By the time I stumbled out to the kitchen and sat with my cup of coffee, Helen and her sister Clara were already out the door and into the sunshine; they, too, knew it was the kind of day for outside play. Next to my coffee cup was a sheet of unlined pink paper folded in quarters with hand-written words: To: Grandpa.

I opened the folded sheet. At the top of the page was written:

Hope you get well! From: Helen.

A Get Well Letter from Granddaughter Helen.

On the left was a drawing, indistinguishable until I read her words.
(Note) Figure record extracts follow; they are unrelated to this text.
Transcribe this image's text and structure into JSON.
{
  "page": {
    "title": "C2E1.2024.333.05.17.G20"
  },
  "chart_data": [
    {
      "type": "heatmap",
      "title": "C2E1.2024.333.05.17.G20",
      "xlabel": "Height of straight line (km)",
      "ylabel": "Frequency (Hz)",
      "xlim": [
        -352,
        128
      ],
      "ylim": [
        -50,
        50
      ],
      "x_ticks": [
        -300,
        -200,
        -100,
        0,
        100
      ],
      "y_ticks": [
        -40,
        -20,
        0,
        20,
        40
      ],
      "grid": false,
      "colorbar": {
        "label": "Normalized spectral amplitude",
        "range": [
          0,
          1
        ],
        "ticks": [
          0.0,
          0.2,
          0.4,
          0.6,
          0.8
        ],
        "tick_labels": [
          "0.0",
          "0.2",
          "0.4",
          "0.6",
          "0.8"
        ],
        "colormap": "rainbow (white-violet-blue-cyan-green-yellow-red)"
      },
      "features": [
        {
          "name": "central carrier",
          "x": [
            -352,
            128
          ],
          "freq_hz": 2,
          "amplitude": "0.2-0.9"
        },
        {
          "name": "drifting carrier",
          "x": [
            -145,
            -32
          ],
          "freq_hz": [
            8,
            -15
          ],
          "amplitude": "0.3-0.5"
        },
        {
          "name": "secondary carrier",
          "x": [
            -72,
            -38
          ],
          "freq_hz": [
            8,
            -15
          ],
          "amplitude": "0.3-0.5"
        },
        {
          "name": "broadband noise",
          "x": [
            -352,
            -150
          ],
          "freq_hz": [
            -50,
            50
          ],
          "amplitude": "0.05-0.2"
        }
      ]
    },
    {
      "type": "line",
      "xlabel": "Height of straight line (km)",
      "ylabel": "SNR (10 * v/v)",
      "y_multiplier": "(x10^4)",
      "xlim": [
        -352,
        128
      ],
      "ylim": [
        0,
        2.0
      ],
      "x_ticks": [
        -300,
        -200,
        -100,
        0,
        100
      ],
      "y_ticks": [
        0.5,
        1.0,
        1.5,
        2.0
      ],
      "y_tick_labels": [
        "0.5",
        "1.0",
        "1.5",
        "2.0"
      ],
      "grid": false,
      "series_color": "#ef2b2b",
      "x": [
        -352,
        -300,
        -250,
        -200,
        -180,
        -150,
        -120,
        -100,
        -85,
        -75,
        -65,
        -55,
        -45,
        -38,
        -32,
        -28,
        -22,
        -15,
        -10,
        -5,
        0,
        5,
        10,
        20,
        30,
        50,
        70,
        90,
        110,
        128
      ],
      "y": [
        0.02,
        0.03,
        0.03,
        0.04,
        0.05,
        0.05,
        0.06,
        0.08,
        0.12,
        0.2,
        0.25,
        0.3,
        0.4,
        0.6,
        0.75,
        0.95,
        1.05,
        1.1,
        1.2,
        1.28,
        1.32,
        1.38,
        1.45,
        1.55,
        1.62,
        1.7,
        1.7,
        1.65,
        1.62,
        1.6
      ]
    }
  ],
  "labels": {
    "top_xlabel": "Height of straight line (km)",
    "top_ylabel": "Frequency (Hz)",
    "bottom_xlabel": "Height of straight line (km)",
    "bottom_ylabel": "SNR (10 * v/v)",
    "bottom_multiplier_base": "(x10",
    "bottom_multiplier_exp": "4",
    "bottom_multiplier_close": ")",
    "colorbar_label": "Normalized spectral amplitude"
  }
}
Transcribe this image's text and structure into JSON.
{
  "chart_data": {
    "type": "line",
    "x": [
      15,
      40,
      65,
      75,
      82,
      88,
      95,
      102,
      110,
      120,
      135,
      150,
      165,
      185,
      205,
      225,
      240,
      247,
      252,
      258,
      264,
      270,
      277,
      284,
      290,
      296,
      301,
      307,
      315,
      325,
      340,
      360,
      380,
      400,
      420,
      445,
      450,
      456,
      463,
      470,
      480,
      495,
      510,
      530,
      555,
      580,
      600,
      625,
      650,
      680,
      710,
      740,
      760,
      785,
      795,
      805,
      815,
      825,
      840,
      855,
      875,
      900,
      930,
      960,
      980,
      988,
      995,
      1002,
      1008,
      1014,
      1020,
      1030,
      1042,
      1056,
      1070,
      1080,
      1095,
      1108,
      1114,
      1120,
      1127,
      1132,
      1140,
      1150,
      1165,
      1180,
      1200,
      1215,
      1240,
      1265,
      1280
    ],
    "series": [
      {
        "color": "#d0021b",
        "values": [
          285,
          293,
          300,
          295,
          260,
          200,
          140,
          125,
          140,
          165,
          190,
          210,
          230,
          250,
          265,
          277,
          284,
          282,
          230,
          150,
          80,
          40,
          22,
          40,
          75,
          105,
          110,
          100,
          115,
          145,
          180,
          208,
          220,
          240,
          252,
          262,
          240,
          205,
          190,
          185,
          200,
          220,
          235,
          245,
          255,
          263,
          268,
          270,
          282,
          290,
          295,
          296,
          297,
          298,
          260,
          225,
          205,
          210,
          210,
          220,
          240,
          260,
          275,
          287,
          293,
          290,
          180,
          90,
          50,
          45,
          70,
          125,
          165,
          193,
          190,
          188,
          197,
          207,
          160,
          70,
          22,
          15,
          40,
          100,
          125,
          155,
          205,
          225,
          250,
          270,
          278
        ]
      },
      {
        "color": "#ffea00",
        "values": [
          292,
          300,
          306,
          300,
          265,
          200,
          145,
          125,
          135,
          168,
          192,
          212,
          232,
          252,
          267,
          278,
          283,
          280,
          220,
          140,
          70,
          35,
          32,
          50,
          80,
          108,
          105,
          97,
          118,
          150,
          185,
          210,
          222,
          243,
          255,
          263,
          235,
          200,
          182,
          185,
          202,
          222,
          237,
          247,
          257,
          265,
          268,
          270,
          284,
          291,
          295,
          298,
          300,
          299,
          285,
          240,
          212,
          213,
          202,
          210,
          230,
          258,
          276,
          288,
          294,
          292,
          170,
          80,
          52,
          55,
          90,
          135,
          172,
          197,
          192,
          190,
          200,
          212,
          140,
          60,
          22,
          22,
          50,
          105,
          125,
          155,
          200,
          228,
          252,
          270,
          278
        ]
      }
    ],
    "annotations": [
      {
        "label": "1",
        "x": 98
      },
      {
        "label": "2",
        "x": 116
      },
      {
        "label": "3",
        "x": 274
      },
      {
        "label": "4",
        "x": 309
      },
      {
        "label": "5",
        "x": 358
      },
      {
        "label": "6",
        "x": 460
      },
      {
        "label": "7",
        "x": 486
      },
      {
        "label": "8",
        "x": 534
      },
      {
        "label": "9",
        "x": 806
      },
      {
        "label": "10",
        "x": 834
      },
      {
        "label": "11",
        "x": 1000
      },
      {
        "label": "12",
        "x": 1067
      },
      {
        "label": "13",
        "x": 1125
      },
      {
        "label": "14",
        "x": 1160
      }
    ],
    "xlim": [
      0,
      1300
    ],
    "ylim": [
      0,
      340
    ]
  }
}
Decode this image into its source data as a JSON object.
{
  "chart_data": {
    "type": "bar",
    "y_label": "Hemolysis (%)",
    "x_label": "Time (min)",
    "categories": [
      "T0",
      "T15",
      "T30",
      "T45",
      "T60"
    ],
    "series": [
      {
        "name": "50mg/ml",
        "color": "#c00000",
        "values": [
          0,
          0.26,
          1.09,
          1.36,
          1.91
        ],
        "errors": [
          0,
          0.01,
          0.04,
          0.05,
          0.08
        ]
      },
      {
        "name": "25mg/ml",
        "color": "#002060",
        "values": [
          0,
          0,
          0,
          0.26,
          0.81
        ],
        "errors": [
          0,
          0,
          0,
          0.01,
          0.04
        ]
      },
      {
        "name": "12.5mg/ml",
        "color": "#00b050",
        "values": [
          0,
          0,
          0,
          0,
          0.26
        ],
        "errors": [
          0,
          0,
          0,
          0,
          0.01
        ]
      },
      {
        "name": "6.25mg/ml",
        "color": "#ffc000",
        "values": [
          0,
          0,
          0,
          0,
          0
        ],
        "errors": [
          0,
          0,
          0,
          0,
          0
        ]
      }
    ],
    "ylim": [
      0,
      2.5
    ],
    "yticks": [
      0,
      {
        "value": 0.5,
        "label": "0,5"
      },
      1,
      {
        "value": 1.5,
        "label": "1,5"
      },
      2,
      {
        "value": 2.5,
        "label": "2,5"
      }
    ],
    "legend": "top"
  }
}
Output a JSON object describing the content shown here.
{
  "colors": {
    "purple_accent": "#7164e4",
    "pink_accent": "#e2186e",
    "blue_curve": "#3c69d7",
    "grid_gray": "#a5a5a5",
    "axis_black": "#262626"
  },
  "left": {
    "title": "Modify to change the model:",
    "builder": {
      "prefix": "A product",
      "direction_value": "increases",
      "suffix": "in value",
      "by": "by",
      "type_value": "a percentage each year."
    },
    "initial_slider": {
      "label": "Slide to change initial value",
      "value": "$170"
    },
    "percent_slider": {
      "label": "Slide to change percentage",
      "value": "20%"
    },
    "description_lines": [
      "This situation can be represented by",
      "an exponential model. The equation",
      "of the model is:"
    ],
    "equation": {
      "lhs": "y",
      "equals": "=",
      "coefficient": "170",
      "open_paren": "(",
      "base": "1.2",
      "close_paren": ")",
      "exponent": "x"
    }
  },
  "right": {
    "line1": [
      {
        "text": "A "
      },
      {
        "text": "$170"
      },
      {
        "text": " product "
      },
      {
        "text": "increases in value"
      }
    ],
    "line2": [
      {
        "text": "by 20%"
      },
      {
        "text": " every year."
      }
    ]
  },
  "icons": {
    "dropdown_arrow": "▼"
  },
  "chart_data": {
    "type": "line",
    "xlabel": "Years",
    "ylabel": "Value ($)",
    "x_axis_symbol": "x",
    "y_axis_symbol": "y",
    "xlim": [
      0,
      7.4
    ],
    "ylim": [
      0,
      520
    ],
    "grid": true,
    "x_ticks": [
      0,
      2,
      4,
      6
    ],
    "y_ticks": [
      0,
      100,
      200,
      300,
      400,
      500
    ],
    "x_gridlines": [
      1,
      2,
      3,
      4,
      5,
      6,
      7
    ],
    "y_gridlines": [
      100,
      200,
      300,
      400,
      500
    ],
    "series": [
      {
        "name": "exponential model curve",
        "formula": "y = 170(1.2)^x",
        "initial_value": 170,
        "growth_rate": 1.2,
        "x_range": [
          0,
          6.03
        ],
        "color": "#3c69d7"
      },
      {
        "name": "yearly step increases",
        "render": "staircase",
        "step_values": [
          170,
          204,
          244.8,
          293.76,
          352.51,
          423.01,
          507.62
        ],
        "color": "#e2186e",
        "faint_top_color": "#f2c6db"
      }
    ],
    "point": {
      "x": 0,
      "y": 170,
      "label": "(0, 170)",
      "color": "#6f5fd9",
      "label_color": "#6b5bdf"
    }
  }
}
The drawing was a “portal”. Or a cave, with mushrooms and three-dimensional crystals growing on its sides—through the entrance, a winding path. Below the drawing, a poem (her spelling):

Where does this lead?

What will it do?

Why am I asking questions?

Will it be luxary?

Well, this portal will lead too no where

If you go through you will come back too the same place

Because that portal chooses what’s best

And it will take you too the right place for you

And too the place where people love you.

With moist eyes, I sat at the table a long while with a coffee cup in one hand and the get-well-letter in the other, wondering how this mere child, in the span of an hour before she fetched me for breakfast, could envisage this lovely story and then put it in words, and on paper, on my behalf. I’ve heard that truth, creativity, imagination, love, kindness, compassion—are already inside us but not always found, exercised, and shared. This little girl is showing me how.

Helen, on a snowy day last winter.

I finished my coffee. I didn’t feel grumpy anymore. But it had nothing to do with a caffeine fix. Instead, I realized how blessed I was to have this child in my life. Instead of gazing out the window wishing I was splitting firewood or maintaining my motorcycles, I resolved to spend some time on this warm, sunny day exploring with her the pathway to her imagination.

With Helen at her home over the holiday.